Lifelong Learning
YOU can't teach an old dog new tricks.
Excuse me, oh yes you can! My elderly labrador recently learned that there were toast crusts to be had from the breakfast table if she sat there looking appealing enough for long enough.
No, you're never too old to learn, though the 'toast/labrador' example is simplistic in the extreme.
More than half of people aged 50 and over hope to keep on working past the state pension age; most are still keen to learn and develop and more than twice as many aspire to get promoted than to downshift. In other words, many don't want to give up the day job: they want to become more involved.

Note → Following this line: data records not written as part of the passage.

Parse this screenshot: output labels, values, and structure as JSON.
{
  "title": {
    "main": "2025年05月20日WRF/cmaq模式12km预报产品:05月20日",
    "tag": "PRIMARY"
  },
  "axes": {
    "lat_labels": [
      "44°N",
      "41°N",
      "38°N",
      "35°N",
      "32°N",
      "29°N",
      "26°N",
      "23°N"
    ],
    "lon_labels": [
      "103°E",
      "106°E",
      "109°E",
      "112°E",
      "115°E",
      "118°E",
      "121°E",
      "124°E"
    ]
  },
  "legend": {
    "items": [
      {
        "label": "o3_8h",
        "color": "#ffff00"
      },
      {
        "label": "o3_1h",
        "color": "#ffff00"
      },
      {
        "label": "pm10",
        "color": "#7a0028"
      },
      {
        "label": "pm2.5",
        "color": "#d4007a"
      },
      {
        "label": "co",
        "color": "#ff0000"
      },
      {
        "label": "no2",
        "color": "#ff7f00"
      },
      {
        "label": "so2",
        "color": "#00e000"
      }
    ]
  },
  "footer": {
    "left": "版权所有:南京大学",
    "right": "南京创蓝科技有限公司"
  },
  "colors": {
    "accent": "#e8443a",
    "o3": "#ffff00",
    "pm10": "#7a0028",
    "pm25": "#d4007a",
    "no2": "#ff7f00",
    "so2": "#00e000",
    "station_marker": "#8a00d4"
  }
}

Quinquagenarians are increasingly likely to combine part-time jobs with voluntary work, and a growing number of those past pensionable age are continuing in paid work.
As for those who have retired, the opportunities for learning new skills or reviving old ones are increasing in direct proportion to the growing number of 50 'plussers'!
From salsa dancing to psychology, from the local retirement centre courses to an Open University degree, there are opportunities to exercise those 'leetle grey cells', as Hercule Poirot would say. As for Miss Marple, her advancing years did nothing to hinder her phenomenal powers of deduction.
And it’s not just the physical benefits that you’ll feel: exercising the mind is just as important to our overall well-being. Tackling the daily crossword, using the internet or actively engaging in a night class can help sustain your powers of memory and concentration and possibly even stave off forms of dementia such as Alzheimer’s.
As one American researcher, Dr Gary Small of UCLA, put it, “If you keep your brain cells active it improves their efficiency. It’s the use-it-or-lose-it theory.”